Pictures I took while touring across the Scottish east coast.
This post is made out of new pictures; however, some of the places on this list I've visited before, so there are links to some previous posts if you'd be interested. Anyway, the east:
As a contrast of the rugged mountains on the west, east Scotland is rather flat, agriculture land. Still, it has interesting spots to explore.
Scotland's third largest city.
Also, it is likely the grayest city I've ever seen. It's nickname is "the Granite City," as in the past, grey granite was used for everything from buildings to pavement. But they keep this until nowadays, new structures are made of bare concrete, or just painted grey so they fit in. Grey hues are everywhere, even on the road: the most common colors of cars at the time of my visit was silver, followed by black.
It is like walking through a heavily-colored movie, only it's real.
About 16 miles down south is Stonehaven (2), a town with the best ice-cream I had in Scotland.
Just below it is Dunnottar, a place with a cool castle..
..and neat cliffs.
These are then following the shore all the way to Arbroath (3)...
..and offer plenty of scenic spots to explore.
Arbroath itself is notable for its cathedral ruins from 12th century...
..and a pretty fishing harbor. See my story about visiting Arbroath and the cliffs near during one sunny autumn day.
Following the coastline gets you on a few sandy beaches..

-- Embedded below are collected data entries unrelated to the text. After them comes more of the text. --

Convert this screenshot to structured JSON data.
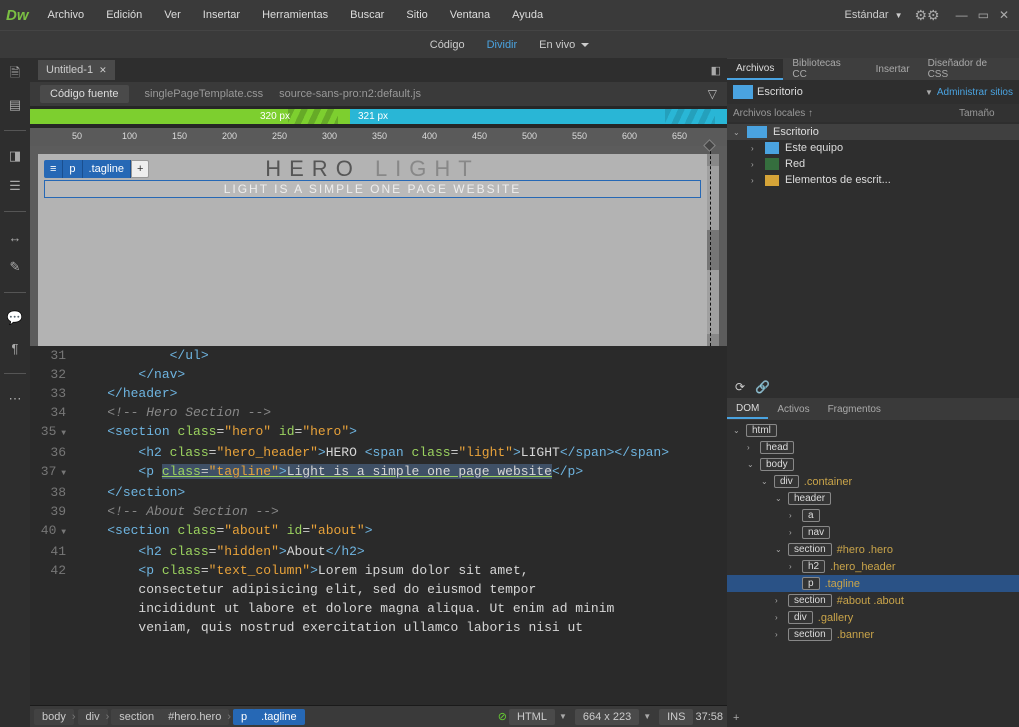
{
  "workspace": "Estándar",
  "menu": [
    "Archivo",
    "Edición",
    "Ver",
    "Insertar",
    "Herramientas",
    "Buscar",
    "Sitio",
    "Ventana",
    "Ayuda"
  ],
  "switcher": {
    "code": "Código",
    "split": "Dividir",
    "live": "En vivo"
  },
  "tab": {
    "name": "Untitled-1"
  },
  "related": {
    "source": "Código fuente",
    "css": "singlePageTemplate.css",
    "js": "source-sans-pro:n2:default.js"
  },
  "breakpoints": {
    "green": "320  px",
    "blue": "321  px"
  },
  "ruler": [
    "50",
    "100",
    "150",
    "200",
    "250",
    "300",
    "350",
    "400",
    "450",
    "500",
    "550",
    "600",
    "650"
  ],
  "preview": {
    "crumbs": [
      "≡",
      "p",
      ".tagline",
      "+"
    ],
    "heroA": "HERO",
    "heroB": "LIGHT",
    "tagline": "LIGHT IS A SIMPLE ONE PAGE WEBSITE"
  },
  "code": {
    "lines": [
      {
        "n": 31,
        "v": false,
        "html": "            <span class='cl-tag'>&lt;/ul&gt;</span>"
      },
      {
        "n": 32,
        "v": false,
        "html": "        <span class='cl-tag'>&lt;/nav&gt;</span>"
      },
      {
        "n": 33,
        "v": false,
        "html": "    <span class='cl-tag'>&lt;/header&gt;</span>"
      },
      {
        "n": 34,
        "v": false,
        "html": "    <span class='cl-com'>&lt;!-- Hero Section --&gt;</span>"
      },
      {
        "n": 35,
        "v": true,
        "html": "    <span class='cl-tag'>&lt;section</span> <span class='cl-attr'>class</span>=<span class='cl-str'>\"hero\"</span> <span class='cl-attr'>id</span>=<span class='cl-str'>\"hero\"</span><span class='cl-tag'>&gt;</span>"
      },
      {
        "n": 36,
        "v": false,
        "html": "        <span class='cl-tag'>&lt;h2</span> <span class='cl-attr'>class</span>=<span class='cl-str'>\"hero_header\"</span><span class='cl-tag'>&gt;</span><span class='cl-txt'>HERO </span><span class='cl-tag'>&lt;span</span> <span class='cl-attr'>class</span>=<span class='cl-str'>\"light\"</span><span class='cl-tag'>&gt;</span><span class='cl-txt'>LIGHT</span><span class='cl-tag'>&lt;/span&gt;</span><span class='cl-tag'>&lt;/span&gt;</span>"
      },
      {
        "n": 37,
        "v": true,
        "html": "        <span class='cl-tag'>&lt;p</span> <span class='hl-bg underline'><span class='cl-attr'>class</span>=<span class='cl-str'>\"tagline\"</span><span class='cl-tag'>&gt;</span><span class='cl-txt'>Light is a simple one page website</span></span><span class='cl-tag'>&lt;/p&gt;</span>"
      },
      {
        "n": 38,
        "v": false,
        "html": "    <span class='cl-tag'>&lt;/section&gt;</span>"
      },
      {
        "n": 39,
        "v": false,
        "html": "    <span class='cl-com'>&lt;!-- About Section --&gt;</span>"
      },
      {
        "n": 40,
        "v": true,
        "html": "    <span class='cl-tag'>&lt;section</span> <span class='cl-attr'>class</span>=<span class='cl-str'>\"about\"</span> <span class='cl-attr'>id</span>=<span class='cl-str'>\"about\"</span><span class='cl-tag'>&gt;</span>"
      },
      {
        "n": 41,
        "v": false,
        "html": "        <span class='cl-tag'>&lt;h2</span> <span class='cl-attr'>class</span>=<span class='cl-str'>\"hidden\"</span><span class='cl-tag'>&gt;</span><span class='cl-txt'>About</span><span class='cl-tag'>&lt;/h2&gt;</span>"
      },
      {
        "n": 42,
        "v": false,
        "html": "        <span class='cl-tag'>&lt;p</span> <span class='cl-attr'>class</span>=<span class='cl-str'>\"text_column\"</span><span class='cl-tag'>&gt;</span><span class='cl-txt'>Lorem ipsum dolor sit amet,</span>"
      },
      {
        "n": "",
        "v": false,
        "html": "        <span class='cl-txt'>consectetur adipisicing elit, sed do eiusmod tempor</span>"
      },
      {
        "n": "",
        "v": false,
        "html": "        <span class='cl-txt'>incididunt ut labore et dolore magna aliqua. Ut enim ad minim</span>"
      },
      {
        "n": "",
        "v": false,
        "html": "        <span class='cl-txt'>veniam, quis nostrud exercitation ullamco laboris nisi ut</span>"
      }
    ]
  },
  "status": {
    "crumbs": [
      "body",
      "div",
      "section",
      "#hero.hero",
      "p",
      ".tagline"
    ],
    "lang": "HTML",
    "dims": "664 x 223",
    "ins": "INS",
    "time": "37:58"
  },
  "rightTabs": [
    "Archivos",
    "Bibliotecas CC",
    "Insertar",
    "Diseñador de CSS"
  ],
  "files": {
    "root": "Escritorio",
    "manage": "Administrar sitios",
    "hdr": [
      "Archivos locales ↑",
      "Tamaño"
    ],
    "tree": [
      {
        "ind": 0,
        "open": true,
        "icn": "ic-desk",
        "label": "Escritorio"
      },
      {
        "ind": 1,
        "open": false,
        "icn": "ic-pc",
        "label": "Este equipo"
      },
      {
        "ind": 1,
        "open": false,
        "icn": "ic-net",
        "label": "Red"
      },
      {
        "ind": 1,
        "open": false,
        "icn": "ic-fold",
        "label": "Elementos de escrit..."
      }
    ]
  },
  "domTabs": [
    "DOM",
    "Activos",
    "Fragmentos"
  ],
  "dom": [
    {
      "ind": 0,
      "open": true,
      "tag": "html",
      "meta": ""
    },
    {
      "ind": 1,
      "open": false,
      "tag": "head",
      "meta": ""
    },
    {
      "ind": 1,
      "open": true,
      "tag": "body",
      "meta": ""
    },
    {
      "ind": 2,
      "open": true,
      "tag": "div",
      "meta": ".container"
    },
    {
      "ind": 3,
      "open": true,
      "tag": "header",
      "meta": ""
    },
    {
      "ind": 4,
      "open": false,
      "tag": "a",
      "meta": ""
    },
    {
      "ind": 4,
      "open": false,
      "tag": "nav",
      "meta": ""
    },
    {
      "ind": 3,
      "open": true,
      "tag": "section",
      "meta": "#hero .hero",
      "sec": false
    },
    {
      "ind": 4,
      "open": false,
      "tag": "h2",
      "meta": ".hero_header"
    },
    {
      "ind": 4,
      "open": null,
      "tag": "p",
      "meta": ".tagline",
      "sel": true
    },
    {
      "ind": 3,
      "open": false,
      "tag": "section",
      "meta": "#about .about"
    },
    {
      "ind": 3,
      "open": false,
      "tag": "div",
      "meta": ".gallery"
    },
    {
      "ind": 3,
      "open": false,
      "tag": "section",
      "meta": ".banner"
    }
  ]
}
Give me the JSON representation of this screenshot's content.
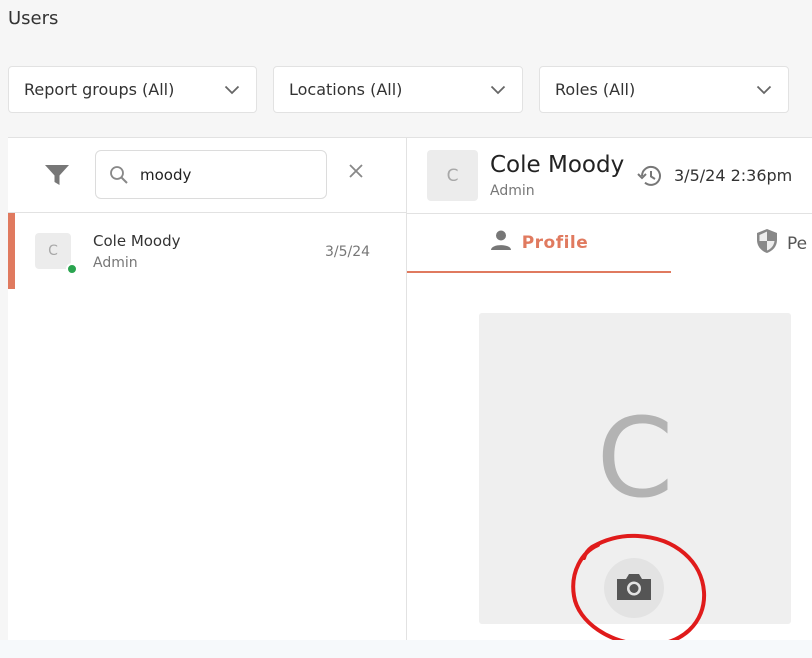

..behind which is the Firth of Tay (4):
On its north bank is Dundee, the UK's only UNESCO city of design, and the city I'm currently based in (Click HERE for the photo collections I made about it). On the south side, you'll find the Tayport's lighthouse and the Tensmuir Forest:
The forest then ends at another, nice sandy beach.
Further south is St Andrews (6), another town with interesting cathedral ruins..
And also a castle.
Then there's Kircaldy (7)
Keeping south, you'll reach the Firth of Forth (8), notable for the bridges spanning across. Each from a different century, each an engineering marvel. Pictured is freshly finished Queensferry Crossing. (See the other bridges here)
But when you don't cross it and follow the water instead, you'll get to the Falkirk area (9), a place with the highest heavy-industrial concentration in Scotland. Besides an oil refinery, powerplants and such, they also have some beautiful common areas and a set of water canals coined with a massive set of sculptures: the Kelpies.
One of the canal leads to the famous Falkirk Wheel, world's first and only lift for boats.
Going back east brings Edinburgh (10), the Scottish capital.